[fpc-devel] .NET Reflection vs RTTI
Thorsten Engler
thorsten.engler at gmx.net
Tue Nov 20 10:52:38 CET 2007
> Easy: look up the method in RTTI - you'll get the address.
> Push all arguments on the stack (see Remobjects/Innerfuse
> PascalScript on how to do this, you need some assembler for
> it), and return result value.
>
> 2 days, tops.
You are funny.
First, the RTTI can only give you the address of published methods. And
then, have you actually ever looked at PascalScript?? What do you think why
PSUnitImporter.exe is needed to parse all units that contain types which you
want to access from PascalScript and build import units which build up all
the additional type information that's missing in RTTI and create wrapper
code to make this work?
Have you ever tried to write the code that's required to dynamically call a
method given reasonable complete type information? I have and it's not
exactly trivial.
>From the lack of anything compareable to InvokeRegistry in the FPC RTL
source I assume that FPC currently doesn't implement interface RTTI which is
the closest Delphi comes to actually offering usable RTTI for implementing
something like MethodInfo.Invoke. But even in that case where you DO have
PTypeInfo references for the params and result value and you know the
correct calling convention you are severly restricted by the general
limitations of RTTI, no usable info for record parameters, static arrays,
open arrays or pointers of any type.
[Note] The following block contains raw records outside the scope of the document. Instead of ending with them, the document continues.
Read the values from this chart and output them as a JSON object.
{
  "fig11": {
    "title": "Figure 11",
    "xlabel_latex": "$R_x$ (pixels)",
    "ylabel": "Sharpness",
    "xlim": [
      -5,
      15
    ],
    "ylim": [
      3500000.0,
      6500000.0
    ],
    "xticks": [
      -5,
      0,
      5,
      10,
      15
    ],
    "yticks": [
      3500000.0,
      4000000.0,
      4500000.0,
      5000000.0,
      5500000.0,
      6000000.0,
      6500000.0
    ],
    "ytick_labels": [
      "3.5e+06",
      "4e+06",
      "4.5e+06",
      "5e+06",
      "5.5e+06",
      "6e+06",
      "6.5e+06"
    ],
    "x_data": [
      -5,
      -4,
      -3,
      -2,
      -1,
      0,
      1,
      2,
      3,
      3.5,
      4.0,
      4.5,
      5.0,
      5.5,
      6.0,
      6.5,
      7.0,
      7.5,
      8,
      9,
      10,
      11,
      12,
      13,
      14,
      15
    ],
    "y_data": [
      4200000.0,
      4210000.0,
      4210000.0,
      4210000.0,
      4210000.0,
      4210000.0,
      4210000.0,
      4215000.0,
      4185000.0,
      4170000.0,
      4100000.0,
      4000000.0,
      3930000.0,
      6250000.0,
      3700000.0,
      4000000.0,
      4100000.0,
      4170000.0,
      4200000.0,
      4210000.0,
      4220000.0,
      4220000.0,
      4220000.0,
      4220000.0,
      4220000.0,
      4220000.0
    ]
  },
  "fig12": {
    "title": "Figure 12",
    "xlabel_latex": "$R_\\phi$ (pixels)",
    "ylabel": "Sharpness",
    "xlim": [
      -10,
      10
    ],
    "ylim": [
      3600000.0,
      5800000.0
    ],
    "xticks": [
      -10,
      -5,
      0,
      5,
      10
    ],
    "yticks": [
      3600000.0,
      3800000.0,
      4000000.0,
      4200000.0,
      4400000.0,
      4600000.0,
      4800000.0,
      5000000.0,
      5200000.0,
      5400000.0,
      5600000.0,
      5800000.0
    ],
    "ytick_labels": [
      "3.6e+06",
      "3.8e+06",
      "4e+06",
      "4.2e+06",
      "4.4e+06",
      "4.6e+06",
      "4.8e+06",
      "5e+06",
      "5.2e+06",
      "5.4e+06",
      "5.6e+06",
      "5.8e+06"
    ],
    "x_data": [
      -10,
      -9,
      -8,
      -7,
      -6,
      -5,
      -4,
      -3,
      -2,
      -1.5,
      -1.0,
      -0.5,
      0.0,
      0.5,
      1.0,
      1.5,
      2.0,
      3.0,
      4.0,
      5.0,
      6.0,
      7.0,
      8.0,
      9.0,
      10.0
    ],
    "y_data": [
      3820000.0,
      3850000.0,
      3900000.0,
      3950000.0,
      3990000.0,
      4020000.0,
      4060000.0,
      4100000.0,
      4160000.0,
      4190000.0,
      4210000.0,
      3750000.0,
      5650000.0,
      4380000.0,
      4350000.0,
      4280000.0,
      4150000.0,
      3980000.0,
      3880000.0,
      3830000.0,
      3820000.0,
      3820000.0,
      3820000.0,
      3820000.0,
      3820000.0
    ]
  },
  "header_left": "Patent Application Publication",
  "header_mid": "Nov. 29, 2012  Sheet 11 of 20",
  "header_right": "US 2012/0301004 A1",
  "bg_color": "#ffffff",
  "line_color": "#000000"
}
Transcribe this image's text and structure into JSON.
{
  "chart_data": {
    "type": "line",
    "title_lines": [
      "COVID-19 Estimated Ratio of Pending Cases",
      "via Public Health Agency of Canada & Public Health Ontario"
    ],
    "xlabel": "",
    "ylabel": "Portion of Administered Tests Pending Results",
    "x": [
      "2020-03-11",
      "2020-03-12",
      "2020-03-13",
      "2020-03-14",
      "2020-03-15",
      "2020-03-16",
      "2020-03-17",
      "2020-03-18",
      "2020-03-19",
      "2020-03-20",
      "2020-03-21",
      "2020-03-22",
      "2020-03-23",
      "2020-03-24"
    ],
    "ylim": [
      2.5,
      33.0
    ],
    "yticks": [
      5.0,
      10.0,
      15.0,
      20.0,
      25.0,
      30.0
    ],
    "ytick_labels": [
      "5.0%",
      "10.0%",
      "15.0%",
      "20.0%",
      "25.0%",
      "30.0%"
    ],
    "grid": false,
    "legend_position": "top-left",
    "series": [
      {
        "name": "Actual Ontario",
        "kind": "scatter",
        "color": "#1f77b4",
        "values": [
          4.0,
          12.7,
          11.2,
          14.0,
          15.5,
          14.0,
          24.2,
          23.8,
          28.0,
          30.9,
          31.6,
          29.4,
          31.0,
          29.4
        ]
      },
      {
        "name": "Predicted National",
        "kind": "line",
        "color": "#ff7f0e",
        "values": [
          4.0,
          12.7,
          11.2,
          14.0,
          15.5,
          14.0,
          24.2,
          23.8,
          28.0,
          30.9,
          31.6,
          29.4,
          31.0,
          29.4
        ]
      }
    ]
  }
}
Also, the Delphi compiler is broken
when it comes to forward declared types so that you won't get any usable
type information if you have 2 interfaces which use each other in their
members so that you have to forward declare on of them.
Even ignoring custom attributes there are at a guess at least a couple of
weeks work on the compiler and RTL between what Delphi/FPC currently offer
and anything that comes even close to what the .NET reflection API currently
does.
I'm not saying any of this is impossible, but it's a far cry from the
"single day" or "2 days, tops" you are talking about. And especially
implementing and maintaining something like a dynamic invoke for all
supported platforms is a huge undertaking.